A second deep flaw in Beinart’s argument is the idea that right-wing support for Israel is a product of Israel being a racist state – one that the right admires for that trait and aspires to impose here in America. Beinart uses a euphemism, “an ethnic democracy,” but his intent is unmistakable.

What Beinart overlooks is the indisputable fact that the political right in the U.S. was pro-Israel for a long time, well before President Trump’s arrival on the scene and the strident nationalism that he has ushered into the political mainstream.

The right has been supportive of Israel for any number of reasons. Support for Israel stems from strategic reasons, as an ally in a shared struggle against adversaries from the Soviet Union to Jihadi extremists to the Islamic Republic of Iran. There are also political reasons for supporting a pluralistic democracy in an otherwise authoritarian and unstable region. There’s a moral case to be made, too, for Israel as an open society that upholds Western values. Then there are religious reasons, as some evangelicals see the rebirth of Zionism as a fulfillment of G-d’s promises.

That support, however, has never been couched in terms of Israel being a racist or ethnic state. All those years, the vast majority of political conservatives — and indeed, of all Americans — saw Israel as essentially a democracy like our own.

While it is true that lately have we begun to hear this theme of Israel representing a model white nationalist state, this has emanated from two highly dubious sources.

First, it has been promulgated by the white supremacist camp. Richard Spencer, a leading white nationalist, appeared in an interview on Israeli television two years ago introducing that concept to broader conversation. He argued that America in the era of Trump should follow the example of Israel in defending its identity.

This was never more than sophisticated trolling. Anyone who has followed Spencer and his ilk know that they absolutely despise the Jewish state, just as they despise the Jewish people. The villainy of Israel is central to white supremacist ideology.

Yet Beinart and others seem to have fallen for Spencer’s specious claim, likely delighting Spencer and his fellow travelers.

The other source for the specious claim about Israel’s white supremacy comes from anti-Israel activists who are relentless in prosecuting their irrational hatred of the Jewish state. While the baseless charge of Zionism as racism was dispelled by the U.N. decades ago, a new generation is attempting to latch onto the very legitimate anger about rising white supremacy at home and project it onto the Jewish state.

Alas, these people are not convinced by the diversity of the country. They seek only to rationalize their prejudice rather than understand the truth.

Beinart associating Israel with the white nationalist right is the best way to deepen progressive antagonism to Israel. How ironic that Beinart and Richard Spencer end up in the same place in their view of the Jewish state.

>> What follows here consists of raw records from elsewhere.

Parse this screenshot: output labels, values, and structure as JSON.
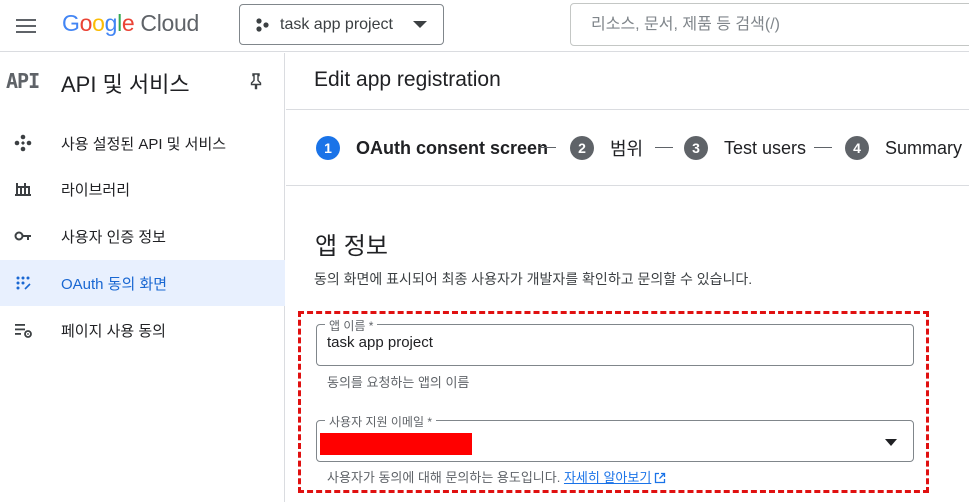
{
  "header": {
    "logo_google": [
      "G",
      "o",
      "o",
      "g",
      "l",
      "e"
    ],
    "logo_cloud": "Cloud",
    "project_name": "task app project",
    "search_placeholder": "리소스, 문서, 제품 등 검색(/)"
  },
  "sidebar": {
    "api_logo": "API",
    "title": "API 및 서비스",
    "items": [
      {
        "label": "사용 설정된 API 및 서비스",
        "icon": "api-diamond-icon",
        "active": false
      },
      {
        "label": "라이브러리",
        "icon": "library-icon",
        "active": false
      },
      {
        "label": "사용자 인증 정보",
        "icon": "key-icon",
        "active": false
      },
      {
        "label": "OAuth 동의 화면",
        "icon": "oauth-dots-icon",
        "active": true
      },
      {
        "label": "페이지 사용 동의",
        "icon": "settings-list-icon",
        "active": false
      }
    ]
  },
  "main": {
    "title": "Edit app registration",
    "steps": [
      {
        "num": "1",
        "label": "OAuth consent screen",
        "current": true
      },
      {
        "num": "2",
        "label": "범위",
        "current": false
      },
      {
        "num": "3",
        "label": "Test users",
        "current": false
      },
      {
        "num": "4",
        "label": "Summary",
        "current": false
      }
    ],
    "section_title": "앱 정보",
    "section_desc": "동의 화면에 표시되어 최종 사용자가 개발자를 확인하고 문의할 수 있습니다.",
    "app_name": {
      "label": "앱 이름 *",
      "value": "task app project",
      "hint": "동의를 요청하는 앱의 이름"
    },
    "support_email": {
      "label": "사용자 지원 이메일 *",
      "hint": "사용자가 동의에 대해 문의하는 용도입니다.",
      "link": "자세히 알아보기"
    }
  },
  "colors": {
    "accent": "#1a73e8",
    "active_bg": "#e8f0fe",
    "highlight": "#e01010",
    "redaction": "#ff0000"
  }
}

I have spoken to many American Jews who worry that the institutionalization of anti-Semitism in the U.K. Labour party could be replicated here in America. For those concerned about this trend, Beinart’s argument should give you pause — not because he is right, but because he is playing right into the hands of those who do not seek to improve the Jewish state and its policies, let alone to advance a regional peace that benefits all parties, but instead seek to undermine the country under the guise of the fight for human rights, democracy and combatting white nationalism.

Make no mistake: Those who delegitimize the Jewish state bear some measure of responsibility when Jewish people are victimized by this irrational hatred as we have seen on many occasions in Europe and even here at home.

For now, it is reassuring that members of Congress on both sides of the aisle overwhelmingly passed a resolution condemning the BDS movement, recognizing the constitutional right to boycott even as they called out the hateful campaign to delegitimize Israel. They saw through the flawed arguments enunciated by Beinart. Let’s hope all people of good faith are able to do the same.

Ken Jacobson is Deputy National Director of ADL (the Anti-Defamation League).